Seoul + Tagesausflüge
Fünf Tage für Seoul richtig. Bukhansan-Bergwanderung hinzufügen (mit U-Bahn zugänglich, wirklich schön), einen vollen Tag in Hongdae für den Flohmarkt und Live-Musik, und einen Tagesausflug nach Suwons Hwaseong-Festung. DMZ-Tour am Tag vier. In einem anderen Viertel jeden Abend essen und mindestens einen Abend in einem Norebang verbringen.
Jeonju + Jeolla-Provinz
Drei Stunden südlich mit Intercity-Bus oder langsamem Zug. Zwei Nächte im Hanok Village-Bereich. Bibimbap zweimal aus verschiedenen Restaurants essen und vergleichen. Makgeolli in einer traditionellen Brauerei. Tagesausflug zu Maisans Zwillingsfelsen 30 Minuten entfernt.
Gyeongju + Andong
Bulguksa-Tempel, Seokguram-Grotte, die Tumuli-Park-Hügel.

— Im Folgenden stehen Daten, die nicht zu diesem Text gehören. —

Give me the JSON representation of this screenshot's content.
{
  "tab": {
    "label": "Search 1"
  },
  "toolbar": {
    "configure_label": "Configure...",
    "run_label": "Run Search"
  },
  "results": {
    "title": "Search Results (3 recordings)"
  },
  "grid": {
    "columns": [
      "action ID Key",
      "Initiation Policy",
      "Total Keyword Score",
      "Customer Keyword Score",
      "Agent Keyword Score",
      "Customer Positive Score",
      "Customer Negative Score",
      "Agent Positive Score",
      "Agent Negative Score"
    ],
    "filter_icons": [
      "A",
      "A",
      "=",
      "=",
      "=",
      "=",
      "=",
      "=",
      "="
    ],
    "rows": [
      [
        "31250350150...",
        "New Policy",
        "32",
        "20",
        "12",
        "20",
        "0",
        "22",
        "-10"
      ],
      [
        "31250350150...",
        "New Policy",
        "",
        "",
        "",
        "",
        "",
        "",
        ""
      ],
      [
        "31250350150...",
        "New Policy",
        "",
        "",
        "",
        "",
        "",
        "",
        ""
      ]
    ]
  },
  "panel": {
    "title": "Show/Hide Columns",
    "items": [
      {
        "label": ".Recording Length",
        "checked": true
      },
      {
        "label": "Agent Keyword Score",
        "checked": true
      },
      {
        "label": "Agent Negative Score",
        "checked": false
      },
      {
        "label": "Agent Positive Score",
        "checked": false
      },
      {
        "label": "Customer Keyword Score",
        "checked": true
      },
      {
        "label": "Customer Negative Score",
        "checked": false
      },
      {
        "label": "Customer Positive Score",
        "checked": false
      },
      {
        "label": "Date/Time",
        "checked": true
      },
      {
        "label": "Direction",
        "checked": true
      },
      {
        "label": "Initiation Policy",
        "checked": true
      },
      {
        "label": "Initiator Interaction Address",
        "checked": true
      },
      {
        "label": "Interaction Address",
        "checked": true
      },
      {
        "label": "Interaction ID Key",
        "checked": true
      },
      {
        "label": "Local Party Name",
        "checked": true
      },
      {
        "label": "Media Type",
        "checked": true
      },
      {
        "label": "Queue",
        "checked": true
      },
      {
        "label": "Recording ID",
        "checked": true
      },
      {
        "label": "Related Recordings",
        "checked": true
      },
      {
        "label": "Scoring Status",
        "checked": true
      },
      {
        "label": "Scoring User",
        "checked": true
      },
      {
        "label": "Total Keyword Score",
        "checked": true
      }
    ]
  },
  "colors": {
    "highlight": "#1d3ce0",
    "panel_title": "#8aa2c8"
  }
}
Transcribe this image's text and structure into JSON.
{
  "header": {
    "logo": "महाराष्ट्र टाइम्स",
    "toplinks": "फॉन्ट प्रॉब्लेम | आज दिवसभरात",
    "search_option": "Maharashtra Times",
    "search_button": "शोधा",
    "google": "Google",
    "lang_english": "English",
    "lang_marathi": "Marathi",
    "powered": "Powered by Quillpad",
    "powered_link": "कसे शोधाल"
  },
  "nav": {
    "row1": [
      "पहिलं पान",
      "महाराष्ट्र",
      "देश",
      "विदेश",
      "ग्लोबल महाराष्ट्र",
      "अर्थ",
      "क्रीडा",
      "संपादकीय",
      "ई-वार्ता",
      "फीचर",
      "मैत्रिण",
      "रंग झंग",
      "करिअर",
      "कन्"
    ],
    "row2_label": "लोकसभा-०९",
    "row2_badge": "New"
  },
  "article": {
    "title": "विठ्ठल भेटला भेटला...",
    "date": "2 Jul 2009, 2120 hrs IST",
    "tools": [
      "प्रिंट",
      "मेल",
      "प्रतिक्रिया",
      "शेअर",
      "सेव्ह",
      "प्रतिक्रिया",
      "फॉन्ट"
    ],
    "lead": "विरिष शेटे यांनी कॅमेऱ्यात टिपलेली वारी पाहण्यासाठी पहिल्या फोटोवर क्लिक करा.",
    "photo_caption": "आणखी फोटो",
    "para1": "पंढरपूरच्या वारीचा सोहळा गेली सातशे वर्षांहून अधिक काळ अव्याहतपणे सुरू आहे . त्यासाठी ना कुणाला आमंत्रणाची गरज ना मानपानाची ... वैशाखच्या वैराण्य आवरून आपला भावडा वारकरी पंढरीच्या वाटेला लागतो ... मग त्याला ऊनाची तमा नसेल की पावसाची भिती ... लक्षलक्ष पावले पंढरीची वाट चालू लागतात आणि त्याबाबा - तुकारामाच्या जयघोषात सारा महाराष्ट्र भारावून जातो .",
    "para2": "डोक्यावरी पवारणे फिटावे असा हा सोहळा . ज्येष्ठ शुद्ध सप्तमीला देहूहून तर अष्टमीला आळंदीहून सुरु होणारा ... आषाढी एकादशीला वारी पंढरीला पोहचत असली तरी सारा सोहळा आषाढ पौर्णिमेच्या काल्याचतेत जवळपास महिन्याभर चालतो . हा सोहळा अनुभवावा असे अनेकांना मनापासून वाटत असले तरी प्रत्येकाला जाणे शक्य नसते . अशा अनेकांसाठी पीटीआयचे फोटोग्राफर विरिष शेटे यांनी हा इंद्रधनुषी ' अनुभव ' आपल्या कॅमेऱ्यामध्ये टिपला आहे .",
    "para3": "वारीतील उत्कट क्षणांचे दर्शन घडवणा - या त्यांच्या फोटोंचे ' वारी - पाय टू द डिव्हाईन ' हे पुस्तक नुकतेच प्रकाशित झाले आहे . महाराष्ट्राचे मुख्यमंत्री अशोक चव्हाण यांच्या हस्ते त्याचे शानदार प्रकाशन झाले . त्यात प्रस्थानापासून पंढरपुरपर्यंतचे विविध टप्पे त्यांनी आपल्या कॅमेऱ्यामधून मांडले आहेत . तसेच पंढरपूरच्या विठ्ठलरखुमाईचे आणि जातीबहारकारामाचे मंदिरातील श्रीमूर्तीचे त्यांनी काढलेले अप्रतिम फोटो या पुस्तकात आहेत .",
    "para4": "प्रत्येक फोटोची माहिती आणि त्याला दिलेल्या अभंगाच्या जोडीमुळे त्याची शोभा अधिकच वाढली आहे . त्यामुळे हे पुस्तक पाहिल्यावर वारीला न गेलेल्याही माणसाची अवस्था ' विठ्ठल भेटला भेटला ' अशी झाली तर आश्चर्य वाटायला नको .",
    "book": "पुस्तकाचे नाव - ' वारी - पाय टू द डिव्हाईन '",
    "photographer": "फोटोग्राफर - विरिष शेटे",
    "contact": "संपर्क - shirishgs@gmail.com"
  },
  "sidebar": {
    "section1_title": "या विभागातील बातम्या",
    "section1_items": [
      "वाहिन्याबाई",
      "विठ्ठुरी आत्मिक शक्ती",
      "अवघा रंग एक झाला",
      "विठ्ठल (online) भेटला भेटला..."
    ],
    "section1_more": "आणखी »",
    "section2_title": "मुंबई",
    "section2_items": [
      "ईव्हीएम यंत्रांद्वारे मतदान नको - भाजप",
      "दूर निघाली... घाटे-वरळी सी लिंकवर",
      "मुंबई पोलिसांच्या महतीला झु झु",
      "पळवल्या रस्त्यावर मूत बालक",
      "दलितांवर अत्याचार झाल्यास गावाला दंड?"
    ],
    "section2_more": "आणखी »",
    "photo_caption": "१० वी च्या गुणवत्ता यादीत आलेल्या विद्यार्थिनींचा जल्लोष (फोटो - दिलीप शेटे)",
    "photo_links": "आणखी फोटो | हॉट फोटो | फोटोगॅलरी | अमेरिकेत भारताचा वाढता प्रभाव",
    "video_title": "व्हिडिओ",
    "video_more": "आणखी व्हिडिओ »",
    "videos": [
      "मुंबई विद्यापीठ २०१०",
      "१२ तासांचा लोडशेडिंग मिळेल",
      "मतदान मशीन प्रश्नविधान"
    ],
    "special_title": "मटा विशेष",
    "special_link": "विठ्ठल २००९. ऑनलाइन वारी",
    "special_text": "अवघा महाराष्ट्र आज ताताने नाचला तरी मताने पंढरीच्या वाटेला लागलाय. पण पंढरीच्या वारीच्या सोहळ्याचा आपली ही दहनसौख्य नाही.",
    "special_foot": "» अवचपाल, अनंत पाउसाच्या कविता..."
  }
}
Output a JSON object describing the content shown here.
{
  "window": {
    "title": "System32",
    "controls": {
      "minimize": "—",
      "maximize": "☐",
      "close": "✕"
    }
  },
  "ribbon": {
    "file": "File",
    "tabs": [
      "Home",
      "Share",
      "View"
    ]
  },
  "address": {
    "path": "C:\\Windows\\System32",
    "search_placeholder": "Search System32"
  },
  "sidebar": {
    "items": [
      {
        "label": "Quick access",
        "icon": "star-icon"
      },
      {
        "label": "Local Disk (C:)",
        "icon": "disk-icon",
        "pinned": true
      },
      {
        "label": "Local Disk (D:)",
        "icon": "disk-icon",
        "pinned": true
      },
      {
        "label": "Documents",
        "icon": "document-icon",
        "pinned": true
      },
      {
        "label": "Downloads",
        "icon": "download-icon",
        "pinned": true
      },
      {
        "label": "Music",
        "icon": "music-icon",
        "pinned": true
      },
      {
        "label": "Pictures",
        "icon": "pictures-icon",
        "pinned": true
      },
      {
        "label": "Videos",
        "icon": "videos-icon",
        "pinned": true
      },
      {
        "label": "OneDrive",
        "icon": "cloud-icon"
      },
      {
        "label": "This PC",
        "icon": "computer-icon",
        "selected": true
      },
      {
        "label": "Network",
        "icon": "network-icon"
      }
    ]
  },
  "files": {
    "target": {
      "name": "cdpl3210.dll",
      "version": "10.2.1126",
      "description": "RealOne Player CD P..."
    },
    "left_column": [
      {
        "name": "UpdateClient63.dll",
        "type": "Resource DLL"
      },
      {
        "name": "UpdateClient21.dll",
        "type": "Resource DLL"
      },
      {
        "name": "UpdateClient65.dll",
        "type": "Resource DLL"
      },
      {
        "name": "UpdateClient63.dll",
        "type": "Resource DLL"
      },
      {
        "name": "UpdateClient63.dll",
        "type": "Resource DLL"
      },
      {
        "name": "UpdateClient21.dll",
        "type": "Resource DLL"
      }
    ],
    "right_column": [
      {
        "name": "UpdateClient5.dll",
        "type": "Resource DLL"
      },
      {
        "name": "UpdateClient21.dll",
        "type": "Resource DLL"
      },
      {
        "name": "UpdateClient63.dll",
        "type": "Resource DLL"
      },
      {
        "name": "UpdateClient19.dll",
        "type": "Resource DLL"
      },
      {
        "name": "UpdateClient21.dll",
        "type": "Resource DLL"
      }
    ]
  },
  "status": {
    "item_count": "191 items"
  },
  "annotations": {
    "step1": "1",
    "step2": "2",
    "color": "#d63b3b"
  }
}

Dann Andong für Hahoe Folk Village und Talchum-Maskentanz am Wochenende. Ein traditionelles Hanok-Gästehaus buchen und Andong Jjimdak in den Gassenrestaurants der alten Marktgasse essen.
Busan
Drei Tage zum richtigen Essen: Jagalchi-Markt, Gamcheon Village, Beomeosa-Tempel, Haeundae Beach. Ein Abend im Gwangalli Beach-Bereich für die Brückenansicht und Bar-Szene. Von Gimhae International nach Hause fliegen oder zurück nach Seoul für die Abreise schließen.
Seoul in der Tiefe
Langsamer machen. Ikseon-dong für Gassen-Café-Kultur erkunden, Seongsu-dong (Seouls Brooklyn-Äquivalent) für Design-Shops und Brunch, und Mangwon traditionellen Markt samstags morgens. Einen Koreanischen Kochkurs besuchen. Einen vollen Tag in einem Jjimjilbang verbringen. In Mapo für die Shabu-Shabu-Straße essen. Am letzten Abend in ein Norebang gehen.
Seoraksan + Ostküste
Expressbus von Seoul nach Sokcho (2,5 Stunden). Seoraksan-Seilbahn und Bergwanderung. Roher Sashimi am Hafen nachts. Die malerische Ostküste hinunterfahren oder mit dem Bus – einer der schönsten und am wenigsten besuchten Küstenabschnitte in Ostasien, fast vollständig abwesend von Touristenreiserouten.
Jeju-Insel
Ein-Stunden-Flug von Seoul. Ein Auto direkt vom Jeju-Flughafen mieten. Vier Tage: Hallasan-Bergwanderung (ein voller Tag), Seongsan Ilchulbong-Krater bei Sonnenaufgang, Manjanggul Lava Tube, das Haenyeo-Taucherdorf auf Udo-Insel. Schwarzen Schweinefleisch am Tag eins essen und Hallabong-Mandarinen von Straßenständen jeden anderen Tag.
Süden & Traditionelles Korea
Jeonju für zwei Tage und Essen, Gyeongju für zwei Tage und Geschichte, Andong über Nacht für Kultur, Busan für drei Tage und die Küste. Einen Templestay-Übernachtung in einem Bergtempel in Betracht ziehen – Haeinsa in den Gayasan-Bergen beherbergt die Tripitaka Koreana, 80.000 handgeschnitzte buddhistische Druckblöcke. Von Busan nach Hause fliegen oder nach Seoul zurückkehren.
Impfungen
Keine obligatorischen Impfungen für die Einreise nach Südkorea erforderlich. Routine-Impfungen sollten auf dem neuesten Stand sein. Hepatitis A und B empfohlen. Japanische Enzephalitis, wenn Sie erhebliche Zeit in ländlichen Gebieten verbringen. Südkorea hat exzellente Sanitärstandards im ganzen Land.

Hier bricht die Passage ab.